Independent and Private schools are focussed on increasing diversity and while ethnic diversity is at the forefront, socioeconomic diversity runs a close second on the agenda. Far too often, Aid is assumed to be all or nothing, when in actuality, financial awards can range from $1,000 up to a full ride, depending on the school. At independent schools throughout the northeast, an average of anywhere from 20-35% of students may receive aid dollars.


Financial Aid/Assistance is a tool schools have at their disposal to admit students from a range of socioeconomic backgrounds who best fit their school community. Schools are not interested in creating divisive communities of only full tuition paying families and families receiving full aid. This scenario is in the best interest of no one. By awarding a range of aid packages, schools are better able to create inclusive and welcoming environments.


If a school wants to offer your child a spot they will do their best to make the program accessible. Financial aid programs are designed to meet you where you are financially. Which is not to say you should expect an award to erase tuition burden entirely. Private and independent schools are an investment and tuition is a real sacrifice for many families. Many families may still forgo the car upgrade or second home in favor of an independent school education.

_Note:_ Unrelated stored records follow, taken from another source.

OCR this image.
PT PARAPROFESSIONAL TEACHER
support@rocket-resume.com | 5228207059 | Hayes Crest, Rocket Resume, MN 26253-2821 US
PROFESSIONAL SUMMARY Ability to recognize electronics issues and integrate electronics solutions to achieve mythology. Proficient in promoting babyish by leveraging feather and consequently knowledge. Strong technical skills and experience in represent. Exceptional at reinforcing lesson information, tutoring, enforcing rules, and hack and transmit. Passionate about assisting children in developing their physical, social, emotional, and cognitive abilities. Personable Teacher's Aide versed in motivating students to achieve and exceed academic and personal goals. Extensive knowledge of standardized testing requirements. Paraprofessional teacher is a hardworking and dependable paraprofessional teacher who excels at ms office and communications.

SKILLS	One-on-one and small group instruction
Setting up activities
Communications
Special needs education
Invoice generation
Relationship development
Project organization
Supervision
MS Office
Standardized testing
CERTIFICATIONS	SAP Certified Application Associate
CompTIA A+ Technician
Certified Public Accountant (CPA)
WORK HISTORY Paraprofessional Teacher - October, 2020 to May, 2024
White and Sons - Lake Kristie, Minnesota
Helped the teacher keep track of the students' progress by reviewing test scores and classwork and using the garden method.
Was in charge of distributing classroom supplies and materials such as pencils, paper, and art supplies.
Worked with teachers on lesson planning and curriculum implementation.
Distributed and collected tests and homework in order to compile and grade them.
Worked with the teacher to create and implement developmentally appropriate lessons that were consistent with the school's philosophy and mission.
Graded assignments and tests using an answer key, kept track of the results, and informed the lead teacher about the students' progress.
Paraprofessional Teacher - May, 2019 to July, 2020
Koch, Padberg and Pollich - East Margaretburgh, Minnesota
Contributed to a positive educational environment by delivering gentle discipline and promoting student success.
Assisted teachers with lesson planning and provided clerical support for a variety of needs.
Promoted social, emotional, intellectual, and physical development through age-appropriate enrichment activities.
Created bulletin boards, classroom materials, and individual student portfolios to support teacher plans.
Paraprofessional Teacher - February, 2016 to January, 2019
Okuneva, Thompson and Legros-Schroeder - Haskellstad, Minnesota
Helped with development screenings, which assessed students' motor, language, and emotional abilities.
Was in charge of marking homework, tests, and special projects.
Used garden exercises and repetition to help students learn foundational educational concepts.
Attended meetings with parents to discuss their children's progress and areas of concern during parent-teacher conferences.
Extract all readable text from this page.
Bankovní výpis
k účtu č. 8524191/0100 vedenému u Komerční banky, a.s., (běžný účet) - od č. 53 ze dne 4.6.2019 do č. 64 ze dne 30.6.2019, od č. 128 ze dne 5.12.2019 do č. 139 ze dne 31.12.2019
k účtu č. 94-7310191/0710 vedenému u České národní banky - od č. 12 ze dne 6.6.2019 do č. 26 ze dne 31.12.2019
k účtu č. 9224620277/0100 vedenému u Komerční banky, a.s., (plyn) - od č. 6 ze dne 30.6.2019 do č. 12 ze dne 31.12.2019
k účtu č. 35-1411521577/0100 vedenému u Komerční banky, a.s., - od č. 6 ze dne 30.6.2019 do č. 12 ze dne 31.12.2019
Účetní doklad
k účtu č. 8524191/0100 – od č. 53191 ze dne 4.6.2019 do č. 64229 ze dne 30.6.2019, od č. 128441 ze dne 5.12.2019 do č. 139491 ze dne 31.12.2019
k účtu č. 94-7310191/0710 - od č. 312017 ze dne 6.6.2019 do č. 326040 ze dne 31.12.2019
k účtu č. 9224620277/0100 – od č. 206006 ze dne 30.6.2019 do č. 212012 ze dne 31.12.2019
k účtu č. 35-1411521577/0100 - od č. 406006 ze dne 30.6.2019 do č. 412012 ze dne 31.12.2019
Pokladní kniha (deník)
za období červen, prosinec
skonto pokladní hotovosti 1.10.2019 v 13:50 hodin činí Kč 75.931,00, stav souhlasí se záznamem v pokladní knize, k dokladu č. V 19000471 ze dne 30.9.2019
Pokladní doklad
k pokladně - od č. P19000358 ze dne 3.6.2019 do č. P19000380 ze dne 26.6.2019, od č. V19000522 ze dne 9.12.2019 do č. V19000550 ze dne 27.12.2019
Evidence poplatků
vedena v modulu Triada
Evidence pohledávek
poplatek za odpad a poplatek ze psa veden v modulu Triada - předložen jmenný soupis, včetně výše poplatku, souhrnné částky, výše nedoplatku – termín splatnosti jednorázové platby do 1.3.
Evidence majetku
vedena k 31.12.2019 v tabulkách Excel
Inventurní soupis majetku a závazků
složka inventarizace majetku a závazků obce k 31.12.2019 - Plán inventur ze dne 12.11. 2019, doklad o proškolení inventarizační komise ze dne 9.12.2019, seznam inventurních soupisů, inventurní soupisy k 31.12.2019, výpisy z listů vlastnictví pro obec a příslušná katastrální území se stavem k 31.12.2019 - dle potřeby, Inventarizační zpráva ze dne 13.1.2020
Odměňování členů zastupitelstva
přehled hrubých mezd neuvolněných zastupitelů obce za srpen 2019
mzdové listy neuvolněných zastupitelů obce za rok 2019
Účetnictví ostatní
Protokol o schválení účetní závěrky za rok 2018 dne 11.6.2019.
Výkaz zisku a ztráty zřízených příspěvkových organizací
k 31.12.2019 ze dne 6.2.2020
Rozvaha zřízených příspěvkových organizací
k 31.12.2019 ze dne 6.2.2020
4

As in all parts of the admission process, my advice to parents is to be honest with yourselves and admission staff about your current financial situation. If a Financial Aid Award is the only way the next tier of schools becomes an option for your child, check that “Applying for Aid” box on your admission application. Then start an open and honest dialogue with Admission and Aid Representatives and keep it going throughout the process.


PS - If you plan to apply for aid, please take financial aid deadlines seriously. Schools have a set number of financial aid dollars to award each year and they tend to go to families who adhere to application requirements exactly.